Frau Künast hat recht, dass sich die Verschiebung der Abstimmung über die Energiepolitik der Stadt auf den November negativ auf die Wahlbeteiligung auswirken wird. Meine Sportkameraden vom Kegelklub und ich wären schon im September mal wieder zur Bundestagswahl gegangen, wenn wir gleichzeitig über den Volksentscheid zur Übernahme des Stromnetzes durch das Land abzustimmen hätten. Nach der Verschiebung auf den 3. November werden wir nun im September das dann hoffentlich noch gute Herbstwetter zu einem Radausflug nutzen und die Bundestagswahl wieder anderen überlassen. Im November fällt es uns angesichts des Wetters nicht schwer, über den Volksentscheid abzustimmen. Übrigens glauben wir nicht, dass Herr Henkel nur wegen der in Ihrem Artikel genannten Gründe die Wahl verschoben hat. Und was sind schon 250.000 Euro Mehrkosten bei einem Milliardenhaushalt?

Kurt Fuchs, Lichterfelde

Toiletten am Omnibusbahnhof müssen erneuert werden

Zum Artikel: „Schöner reisen mit dem Bus“ vom 29. Juni

Das Wichtigste beim Umbau ist die restlose Beseitigung des „Gefängnisses“ der Toilettenanlagen.

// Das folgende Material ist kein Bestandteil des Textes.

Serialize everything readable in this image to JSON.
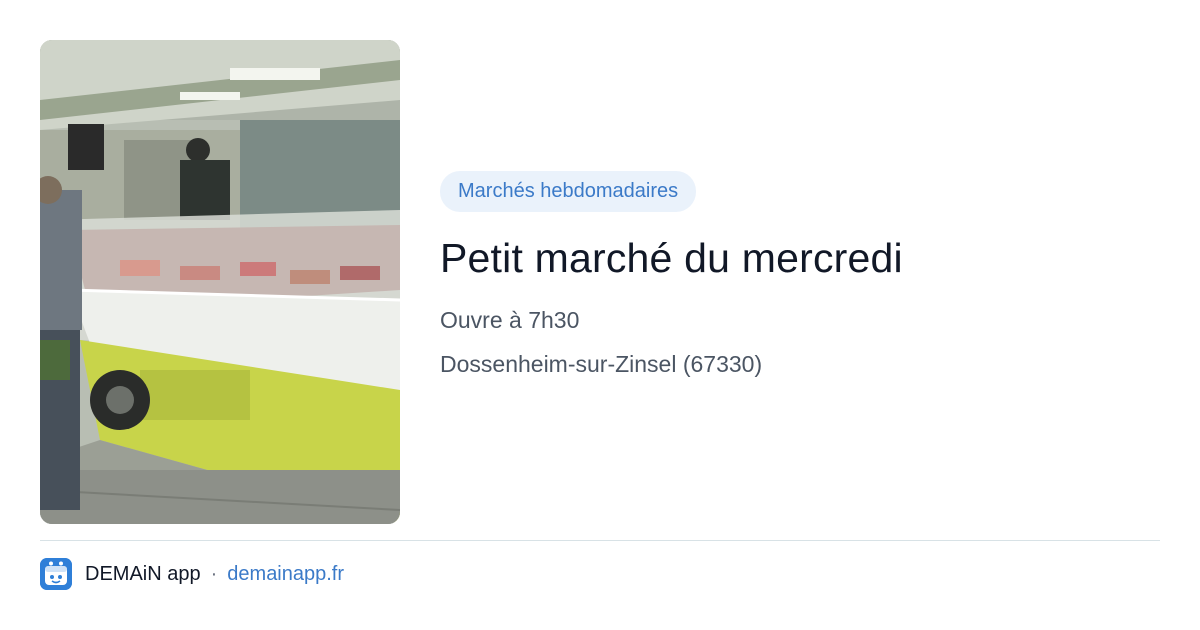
{
  "card": {
    "category": "Marchés hebdomadaires",
    "title": "Petit marché du mercredi",
    "opening": "Ouvre à 7h30",
    "location": "Dossenheim-sur-Zinsel (67330)"
  },
  "footer": {
    "app_name": "DEMAiN app",
    "separator": "·",
    "url": "demainapp.fr"
  },
  "colors": {
    "accent": "#3b7ac8",
    "badge_bg": "#eaf2fb",
    "title": "#111827",
    "meta": "#4b5563"
  },
  "icons": {
    "app_logo": "demain-logo-icon"
  }
}
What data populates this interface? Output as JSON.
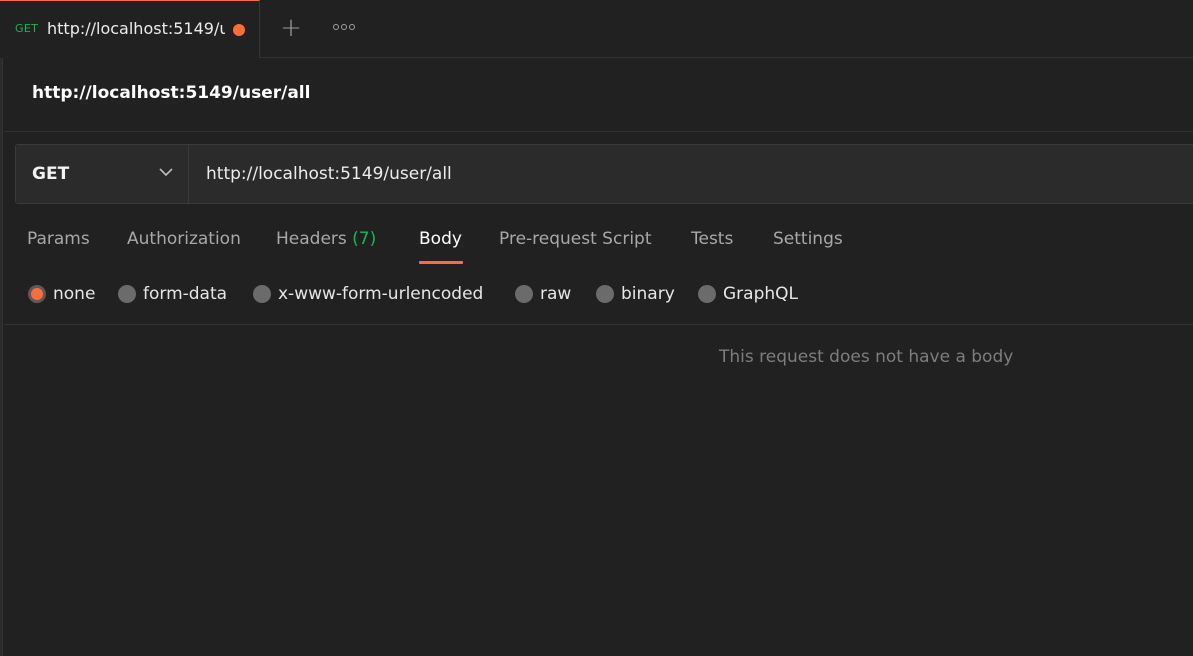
{
  "tab": {
    "method": "GET",
    "title": "http://localhost:5149/u",
    "unsaved_indicator_color": "#ff6c37"
  },
  "tab_actions": {
    "new_tab_icon": "plus-icon",
    "more_icon": "more-horizontal-icon"
  },
  "request": {
    "name": "http://localhost:5149/user/all",
    "method": "GET",
    "url": "http://localhost:5149/user/all"
  },
  "subtabs": [
    {
      "label": "Params"
    },
    {
      "label": "Authorization"
    },
    {
      "label": "Headers",
      "count": "(7)"
    },
    {
      "label": "Body",
      "active": true
    },
    {
      "label": "Pre-request Script"
    },
    {
      "label": "Tests"
    },
    {
      "label": "Settings"
    }
  ],
  "body_types": [
    {
      "label": "none",
      "checked": true
    },
    {
      "label": "form-data"
    },
    {
      "label": "x-www-form-urlencoded"
    },
    {
      "label": "raw"
    },
    {
      "label": "binary"
    },
    {
      "label": "GraphQL"
    }
  ],
  "body": {
    "empty_message": "This request does not have a body"
  },
  "colors": {
    "accent": "#ff6c37",
    "method_get": "#0cbb52",
    "background": "#212121"
  }
}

Hier bekommt der Besucher den schlechtesten Eindruck von Berlin. Mit solchen Anlagen verärgert man alle Reisenden und Hiesigen. Man schämt sich für die eigene Stadt.

Hans Miethner, Tempelhof

Als Arzt war das Opfer doch verpflichtet zu helfen

Zum Artikel: „Versicherung muss bei Unfall auf dem Weg zur Arbeit nicht zahlen“ vom 20. Juli

Wenn man solche Artikel liest, zweifelt man an dem Rechtsstaat. Für Richter, die an diesem Urteil beteiligt waren, kann ich nur hoffen, dass sie nie in die Situation kommen, in der das Unfallopfer war. Als Arzt war er doch verpflichtet, nach einem Unfall zu helfen. Unfassbar, was in diesem Land als Recht empfunden wird.